Is greenwashing old news? The latest component of ESG to be subject to a good scrubbing is diversity: specifically, “diversity washing.” What’s that? According to this paper authored by academics from several institutions, including Chicago Booth and the Rock Center for Corporate Governance at Stanford, there are a number of companies that actively promote their commitments to diversity, equity and inclusion in their public communications but, in actuality, their hiring practices, well, don’t quite measure up. The authors label companies with significant discrepancies—companies that “discuss diversity more than their actual employee gender and racial diversity warrants—as ‘diversity washers.’” What’s more, the authors found, companies that engaged in diversity washing received better ratings from ESG rating firms and were often financed by ESG-focused funds, even though these companies were “more likely to incur discrimination violations and pay larger fines for these actions.” The authors cautioned companies that getting a handle on the level of misrepresentation in this area is important because “a failure to adequately address deficiencies in DEI has real effects on firms, including costly ESG audits initiated by activist shareholders, increased scrutiny from regulators, and bad publicity that can negatively affect customer loyalty.” Not to mention the “social and economic loss” for ESG investors.
The paper searched through disclosures about commitments to diversity in SEC filings for “nearly all U.S. public corporations” from 2008 through 2021, using a dictionary constructed of terms related to DEI—such as “gender discrimination,” “unconscious bias,” “people of color,” “being an ally,” “white privilege” or “pay equity.” The authors then compared the disclosures with a set of “novel data” measuring the companies’ actual employee diversity. The result: a “significant disconnect.” Where workplace diversity was out of line with the expected level of discussion of DEI, the authors treated the deviations as misrepresentations. The authors found increased prevalence of DEI-related terms over time, suggesting both an increased interest in DEI generally as well as increased potential for “opportunistic DEI disclosures.” The study also found similar misrepresentations in voluntary corporate social responsibility reports and on social media.
The authors found that companies identified as diversity washers were, on average, “larger with worse financial performance. These findings are consistent with large, high-profile companies attempting to boost their ESG profiles to lessen shareholder focus on poor financial performance.” Moreover, the study found that these companies had less workplace diversity, lost more diverse employees, and were more likely to incur higher diversity-related EEOC penalties. To the concern that companies identified as diversity washers may in fact simply be behind on their DEI commitments, the authors found that “diversity washing is not associated with subsequent improvements in underlying diversity.”

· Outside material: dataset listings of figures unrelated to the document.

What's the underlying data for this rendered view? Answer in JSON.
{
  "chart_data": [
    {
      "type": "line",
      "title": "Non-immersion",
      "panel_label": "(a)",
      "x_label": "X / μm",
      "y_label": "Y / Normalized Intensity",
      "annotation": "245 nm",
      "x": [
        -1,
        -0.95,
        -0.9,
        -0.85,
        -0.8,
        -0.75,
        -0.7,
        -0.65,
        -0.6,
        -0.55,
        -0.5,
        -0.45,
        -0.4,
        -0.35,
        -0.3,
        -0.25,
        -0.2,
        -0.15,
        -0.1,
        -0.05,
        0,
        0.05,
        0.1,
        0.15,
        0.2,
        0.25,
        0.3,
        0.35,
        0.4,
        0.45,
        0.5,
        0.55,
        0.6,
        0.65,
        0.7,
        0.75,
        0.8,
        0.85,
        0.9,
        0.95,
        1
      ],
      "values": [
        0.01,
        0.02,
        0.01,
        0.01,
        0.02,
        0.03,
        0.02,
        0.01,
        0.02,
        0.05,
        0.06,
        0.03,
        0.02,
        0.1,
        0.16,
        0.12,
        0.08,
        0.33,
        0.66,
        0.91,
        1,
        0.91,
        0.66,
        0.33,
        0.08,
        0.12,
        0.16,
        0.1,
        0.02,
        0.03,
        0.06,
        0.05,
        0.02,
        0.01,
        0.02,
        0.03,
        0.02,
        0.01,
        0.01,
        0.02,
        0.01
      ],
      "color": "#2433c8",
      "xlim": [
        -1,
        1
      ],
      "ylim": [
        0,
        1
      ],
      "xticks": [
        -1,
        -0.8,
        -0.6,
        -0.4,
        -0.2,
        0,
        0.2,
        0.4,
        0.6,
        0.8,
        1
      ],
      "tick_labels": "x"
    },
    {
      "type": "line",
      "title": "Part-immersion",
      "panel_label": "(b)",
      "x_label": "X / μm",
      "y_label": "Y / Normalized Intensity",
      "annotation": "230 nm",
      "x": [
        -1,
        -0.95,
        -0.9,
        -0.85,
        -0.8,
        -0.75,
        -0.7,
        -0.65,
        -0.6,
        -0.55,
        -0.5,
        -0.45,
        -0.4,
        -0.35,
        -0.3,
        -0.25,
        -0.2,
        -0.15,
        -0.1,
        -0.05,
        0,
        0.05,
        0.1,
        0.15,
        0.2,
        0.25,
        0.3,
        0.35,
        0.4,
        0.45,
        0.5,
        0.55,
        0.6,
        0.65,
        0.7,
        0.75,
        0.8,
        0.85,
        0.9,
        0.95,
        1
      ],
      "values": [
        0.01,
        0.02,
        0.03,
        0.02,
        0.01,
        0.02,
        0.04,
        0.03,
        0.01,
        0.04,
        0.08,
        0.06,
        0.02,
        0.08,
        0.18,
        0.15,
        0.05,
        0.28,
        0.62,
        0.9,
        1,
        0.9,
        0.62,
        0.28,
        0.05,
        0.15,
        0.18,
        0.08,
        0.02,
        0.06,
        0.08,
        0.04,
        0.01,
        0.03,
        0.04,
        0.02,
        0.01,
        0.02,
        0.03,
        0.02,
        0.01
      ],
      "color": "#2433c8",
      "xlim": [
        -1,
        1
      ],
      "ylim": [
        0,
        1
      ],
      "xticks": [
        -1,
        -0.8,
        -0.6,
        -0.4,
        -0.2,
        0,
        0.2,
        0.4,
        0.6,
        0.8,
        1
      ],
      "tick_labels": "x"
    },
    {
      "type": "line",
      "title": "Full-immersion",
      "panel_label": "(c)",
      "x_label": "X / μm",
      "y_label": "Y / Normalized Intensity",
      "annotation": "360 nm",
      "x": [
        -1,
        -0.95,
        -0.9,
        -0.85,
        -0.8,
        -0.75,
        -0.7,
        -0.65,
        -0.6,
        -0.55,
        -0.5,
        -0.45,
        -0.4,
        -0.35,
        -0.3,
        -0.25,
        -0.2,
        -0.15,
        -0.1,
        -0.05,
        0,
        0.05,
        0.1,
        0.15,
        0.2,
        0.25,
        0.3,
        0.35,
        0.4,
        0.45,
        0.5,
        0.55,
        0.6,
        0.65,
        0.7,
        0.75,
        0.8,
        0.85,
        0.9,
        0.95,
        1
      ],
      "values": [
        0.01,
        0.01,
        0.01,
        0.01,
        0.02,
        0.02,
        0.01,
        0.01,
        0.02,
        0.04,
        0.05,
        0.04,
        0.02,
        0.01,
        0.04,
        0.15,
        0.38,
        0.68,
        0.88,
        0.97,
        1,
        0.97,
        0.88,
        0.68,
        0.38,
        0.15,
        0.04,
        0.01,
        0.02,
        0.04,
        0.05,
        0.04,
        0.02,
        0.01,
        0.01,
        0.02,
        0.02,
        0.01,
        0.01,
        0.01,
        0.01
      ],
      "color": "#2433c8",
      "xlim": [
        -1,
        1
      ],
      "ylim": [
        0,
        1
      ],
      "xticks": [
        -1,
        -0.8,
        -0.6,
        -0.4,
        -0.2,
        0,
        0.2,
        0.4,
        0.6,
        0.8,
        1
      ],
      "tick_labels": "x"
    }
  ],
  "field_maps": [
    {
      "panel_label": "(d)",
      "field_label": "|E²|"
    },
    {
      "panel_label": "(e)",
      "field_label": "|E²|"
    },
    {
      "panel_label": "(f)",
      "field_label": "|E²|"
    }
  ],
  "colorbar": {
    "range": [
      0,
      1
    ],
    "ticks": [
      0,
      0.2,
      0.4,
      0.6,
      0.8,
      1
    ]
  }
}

Finally, the authors found that these DEI-related disclosures—which shareholders and stakeholders may have trouble validating—did have an impact on investors. The study showed a “positive association between diversity washers’ overall ESG and social ratings,” with one ESG rating firm awarding diversity washers an approximately 13% higher ESG score relative to non-diversity washers. In addition, the study demonstrated that diversity washers had approximately 9.4% more socially responsible investment fund ownership than non-diversity washers, highlighting the possibility that the flow of sustainable assets could be “distorted” by these misrepresentations. “This potential manipulation” the authors conclude, “is an economic benefit to diversity-washing companies and an economic and social loss for investors with an ESG focus.”